Physical Analysis of Spherical Stellar Structures in $f(\mathrm{Q},\mathrm{T})$ Theory

TL;DR

This study investigates the physical properties, stability, and viability of compact stellar objects within the $f(Q,T)$ gravity framework, employing specific models, matching conditions, and stability criteria to demonstrate their feasibility.

Contribution

The paper introduces a detailed analysis of anisotropic compact stars in $f(Q,T)$ gravity, including explicit solutions, stability assessment, and physical viability checks, which are novel in this theoretical context.

Findings

Compact stars in $f(Q,T)$ theory are physically viable and stable.

The models satisfy energy, stability, and equilibrium conditions.

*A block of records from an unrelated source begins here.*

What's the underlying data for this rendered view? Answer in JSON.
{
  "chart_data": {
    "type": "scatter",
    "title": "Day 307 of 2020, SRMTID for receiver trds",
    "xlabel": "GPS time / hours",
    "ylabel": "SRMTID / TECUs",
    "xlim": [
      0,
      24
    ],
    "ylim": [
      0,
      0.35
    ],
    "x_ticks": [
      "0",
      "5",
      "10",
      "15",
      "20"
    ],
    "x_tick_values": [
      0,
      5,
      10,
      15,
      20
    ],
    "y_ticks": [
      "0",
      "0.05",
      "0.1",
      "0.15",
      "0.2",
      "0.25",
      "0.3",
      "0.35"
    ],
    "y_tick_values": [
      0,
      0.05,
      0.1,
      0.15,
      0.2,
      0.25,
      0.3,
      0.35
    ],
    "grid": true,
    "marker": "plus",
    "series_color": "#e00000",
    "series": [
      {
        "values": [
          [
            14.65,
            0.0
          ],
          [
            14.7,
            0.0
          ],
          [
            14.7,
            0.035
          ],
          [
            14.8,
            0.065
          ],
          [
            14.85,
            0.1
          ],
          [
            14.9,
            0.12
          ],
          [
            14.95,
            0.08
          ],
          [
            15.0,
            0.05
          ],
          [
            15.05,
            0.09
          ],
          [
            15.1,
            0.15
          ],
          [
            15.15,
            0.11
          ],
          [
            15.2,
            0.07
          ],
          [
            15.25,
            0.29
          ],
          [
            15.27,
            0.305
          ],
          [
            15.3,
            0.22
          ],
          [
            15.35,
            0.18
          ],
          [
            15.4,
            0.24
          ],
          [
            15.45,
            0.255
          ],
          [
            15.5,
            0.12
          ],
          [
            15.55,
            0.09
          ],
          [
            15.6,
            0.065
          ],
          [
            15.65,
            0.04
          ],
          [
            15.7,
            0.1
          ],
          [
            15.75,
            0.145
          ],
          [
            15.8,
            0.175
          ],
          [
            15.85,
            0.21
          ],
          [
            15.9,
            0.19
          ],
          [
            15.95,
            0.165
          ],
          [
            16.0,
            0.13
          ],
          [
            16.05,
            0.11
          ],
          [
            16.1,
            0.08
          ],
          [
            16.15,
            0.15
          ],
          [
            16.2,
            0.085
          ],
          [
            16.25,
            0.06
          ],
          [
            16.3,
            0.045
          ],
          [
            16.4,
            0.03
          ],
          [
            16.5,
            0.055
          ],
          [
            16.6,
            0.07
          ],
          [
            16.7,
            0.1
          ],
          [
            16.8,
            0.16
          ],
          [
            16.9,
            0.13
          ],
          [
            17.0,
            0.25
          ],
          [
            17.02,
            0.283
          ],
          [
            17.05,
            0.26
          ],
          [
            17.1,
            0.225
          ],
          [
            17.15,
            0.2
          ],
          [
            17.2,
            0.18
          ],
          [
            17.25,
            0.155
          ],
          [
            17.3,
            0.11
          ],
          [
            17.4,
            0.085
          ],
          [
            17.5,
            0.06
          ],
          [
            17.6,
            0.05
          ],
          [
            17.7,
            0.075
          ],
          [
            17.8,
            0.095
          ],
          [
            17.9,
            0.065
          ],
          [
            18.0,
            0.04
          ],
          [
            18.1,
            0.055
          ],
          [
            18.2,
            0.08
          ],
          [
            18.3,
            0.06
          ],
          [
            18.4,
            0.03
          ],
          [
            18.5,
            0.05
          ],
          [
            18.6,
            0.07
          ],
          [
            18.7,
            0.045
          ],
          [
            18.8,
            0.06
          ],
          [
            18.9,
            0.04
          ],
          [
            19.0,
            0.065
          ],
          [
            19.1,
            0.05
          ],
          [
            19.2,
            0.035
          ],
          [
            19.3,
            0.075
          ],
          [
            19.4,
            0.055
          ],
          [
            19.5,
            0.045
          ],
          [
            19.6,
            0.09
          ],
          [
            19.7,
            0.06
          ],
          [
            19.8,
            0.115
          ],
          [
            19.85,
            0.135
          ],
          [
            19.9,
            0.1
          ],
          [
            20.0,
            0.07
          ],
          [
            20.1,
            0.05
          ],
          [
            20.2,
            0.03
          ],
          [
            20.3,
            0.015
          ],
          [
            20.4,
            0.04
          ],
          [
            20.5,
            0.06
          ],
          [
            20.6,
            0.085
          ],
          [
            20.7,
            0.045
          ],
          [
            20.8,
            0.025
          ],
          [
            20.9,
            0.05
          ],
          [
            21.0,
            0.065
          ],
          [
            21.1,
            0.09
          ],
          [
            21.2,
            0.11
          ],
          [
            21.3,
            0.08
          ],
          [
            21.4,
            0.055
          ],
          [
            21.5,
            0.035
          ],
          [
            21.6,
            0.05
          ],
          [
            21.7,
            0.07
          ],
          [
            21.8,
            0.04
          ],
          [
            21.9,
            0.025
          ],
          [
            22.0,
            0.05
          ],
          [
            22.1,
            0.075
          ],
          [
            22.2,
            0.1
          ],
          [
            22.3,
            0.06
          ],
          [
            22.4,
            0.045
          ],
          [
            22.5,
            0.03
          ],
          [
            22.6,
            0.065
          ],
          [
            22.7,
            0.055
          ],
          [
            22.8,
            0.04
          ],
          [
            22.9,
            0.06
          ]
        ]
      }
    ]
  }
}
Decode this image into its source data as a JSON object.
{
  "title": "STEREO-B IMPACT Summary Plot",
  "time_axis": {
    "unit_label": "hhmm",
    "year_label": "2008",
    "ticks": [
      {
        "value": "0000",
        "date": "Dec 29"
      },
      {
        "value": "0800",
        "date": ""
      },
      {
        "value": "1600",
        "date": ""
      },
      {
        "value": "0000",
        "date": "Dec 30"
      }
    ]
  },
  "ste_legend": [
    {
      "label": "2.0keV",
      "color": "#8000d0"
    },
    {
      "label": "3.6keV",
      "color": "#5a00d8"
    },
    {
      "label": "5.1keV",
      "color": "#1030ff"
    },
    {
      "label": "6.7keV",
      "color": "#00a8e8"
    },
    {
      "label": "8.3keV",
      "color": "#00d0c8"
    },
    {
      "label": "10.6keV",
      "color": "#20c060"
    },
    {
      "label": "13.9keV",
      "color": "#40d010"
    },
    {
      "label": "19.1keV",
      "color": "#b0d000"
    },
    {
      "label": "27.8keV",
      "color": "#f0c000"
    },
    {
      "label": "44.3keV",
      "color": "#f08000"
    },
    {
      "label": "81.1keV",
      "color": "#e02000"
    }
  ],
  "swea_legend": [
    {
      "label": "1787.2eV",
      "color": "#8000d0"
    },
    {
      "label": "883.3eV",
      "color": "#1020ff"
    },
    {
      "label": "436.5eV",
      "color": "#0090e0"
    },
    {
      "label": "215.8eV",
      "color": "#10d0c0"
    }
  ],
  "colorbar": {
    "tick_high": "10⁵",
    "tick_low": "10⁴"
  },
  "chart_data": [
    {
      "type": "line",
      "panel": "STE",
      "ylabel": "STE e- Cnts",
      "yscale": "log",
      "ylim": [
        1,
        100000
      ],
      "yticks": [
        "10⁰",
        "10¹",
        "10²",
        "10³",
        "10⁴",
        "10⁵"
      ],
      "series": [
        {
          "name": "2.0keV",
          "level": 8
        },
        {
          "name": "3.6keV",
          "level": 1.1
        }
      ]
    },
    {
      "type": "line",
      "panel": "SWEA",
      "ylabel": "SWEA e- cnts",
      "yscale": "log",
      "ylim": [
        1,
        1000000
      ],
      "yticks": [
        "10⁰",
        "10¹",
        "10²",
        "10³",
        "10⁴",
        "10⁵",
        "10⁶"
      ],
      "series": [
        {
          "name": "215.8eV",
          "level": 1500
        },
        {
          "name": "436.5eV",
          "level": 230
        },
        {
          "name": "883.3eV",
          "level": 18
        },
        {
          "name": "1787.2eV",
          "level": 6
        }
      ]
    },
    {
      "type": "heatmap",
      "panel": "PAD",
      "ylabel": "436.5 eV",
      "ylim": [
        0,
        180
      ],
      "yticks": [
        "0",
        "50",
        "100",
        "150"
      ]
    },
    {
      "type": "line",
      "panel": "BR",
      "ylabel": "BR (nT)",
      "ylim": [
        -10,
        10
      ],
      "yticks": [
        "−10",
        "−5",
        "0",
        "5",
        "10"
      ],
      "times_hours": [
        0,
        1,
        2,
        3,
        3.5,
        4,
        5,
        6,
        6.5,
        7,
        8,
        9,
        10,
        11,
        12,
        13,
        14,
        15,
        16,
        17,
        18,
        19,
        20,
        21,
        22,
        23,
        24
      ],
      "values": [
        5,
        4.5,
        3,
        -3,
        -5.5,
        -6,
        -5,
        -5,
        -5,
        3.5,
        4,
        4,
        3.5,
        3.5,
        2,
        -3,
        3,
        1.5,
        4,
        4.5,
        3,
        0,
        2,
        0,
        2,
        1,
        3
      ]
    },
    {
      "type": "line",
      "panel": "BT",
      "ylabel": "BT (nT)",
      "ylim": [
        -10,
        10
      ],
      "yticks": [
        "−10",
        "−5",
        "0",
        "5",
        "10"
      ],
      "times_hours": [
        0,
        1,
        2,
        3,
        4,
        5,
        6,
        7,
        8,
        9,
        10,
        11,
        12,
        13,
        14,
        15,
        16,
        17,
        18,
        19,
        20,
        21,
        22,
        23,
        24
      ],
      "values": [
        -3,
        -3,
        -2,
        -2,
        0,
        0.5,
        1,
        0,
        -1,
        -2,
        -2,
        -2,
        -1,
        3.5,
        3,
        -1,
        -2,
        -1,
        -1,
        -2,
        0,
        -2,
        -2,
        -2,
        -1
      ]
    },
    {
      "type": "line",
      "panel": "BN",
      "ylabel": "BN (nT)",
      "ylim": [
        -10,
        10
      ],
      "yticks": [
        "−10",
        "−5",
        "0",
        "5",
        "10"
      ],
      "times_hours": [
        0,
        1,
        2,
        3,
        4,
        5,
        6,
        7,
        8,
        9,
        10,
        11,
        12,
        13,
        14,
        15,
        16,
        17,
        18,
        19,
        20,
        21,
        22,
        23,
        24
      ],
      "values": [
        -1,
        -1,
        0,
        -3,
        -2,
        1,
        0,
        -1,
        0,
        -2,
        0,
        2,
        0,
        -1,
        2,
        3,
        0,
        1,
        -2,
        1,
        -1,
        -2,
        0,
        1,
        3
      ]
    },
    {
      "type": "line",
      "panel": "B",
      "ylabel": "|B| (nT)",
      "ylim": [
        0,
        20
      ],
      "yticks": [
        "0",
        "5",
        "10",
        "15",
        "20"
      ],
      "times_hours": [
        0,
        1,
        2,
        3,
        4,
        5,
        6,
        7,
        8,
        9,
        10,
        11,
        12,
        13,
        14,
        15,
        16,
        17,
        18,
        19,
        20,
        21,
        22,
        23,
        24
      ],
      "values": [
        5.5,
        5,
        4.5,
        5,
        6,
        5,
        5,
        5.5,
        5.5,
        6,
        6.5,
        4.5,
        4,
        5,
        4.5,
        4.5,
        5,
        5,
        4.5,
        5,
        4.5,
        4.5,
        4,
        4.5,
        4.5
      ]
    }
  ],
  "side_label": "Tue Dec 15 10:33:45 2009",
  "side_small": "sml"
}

Graphical analysis confirms the consistency of physical parameters.

Abstract

This paper explores the viability and stability of compact stellar objects characterized by anisotropic matter in the framework of $f(\mathrm{Q},\mathrm{T})$ theory, where $\mathrm{Q}$ denotes non-metricity and $\mathrm{T}$ represents the trace of the energy-momentum tensor. We consider a specific model of this theory to obtain explicit expressions for the field equations governing the behavior of matter and geometry in this context. Furthermore, the Karmarkar condition is employed to assess the configuration of static spherically symmetric structures. The values of unknown constants in the metric potentials are determined through matching conditions of the interior and exterior spacetimes. Various physical quantities such as fluid parameters, energy constraints, equation of state parameters, mass, compactness and redshift are graphically analyzed to evaluate the viability of the considered compact stars. The Tolman-Oppenheimer-Volkoff equation is used to examine the equilibrium state of the stellar models. Moreover, the stability of the proposed compact stars is investigated through sound speed and adiabatic index methods. This study concludes that the proposed compact stars analyzed in this theoretical framework are viable and stable, as all the required conditions are satisfied.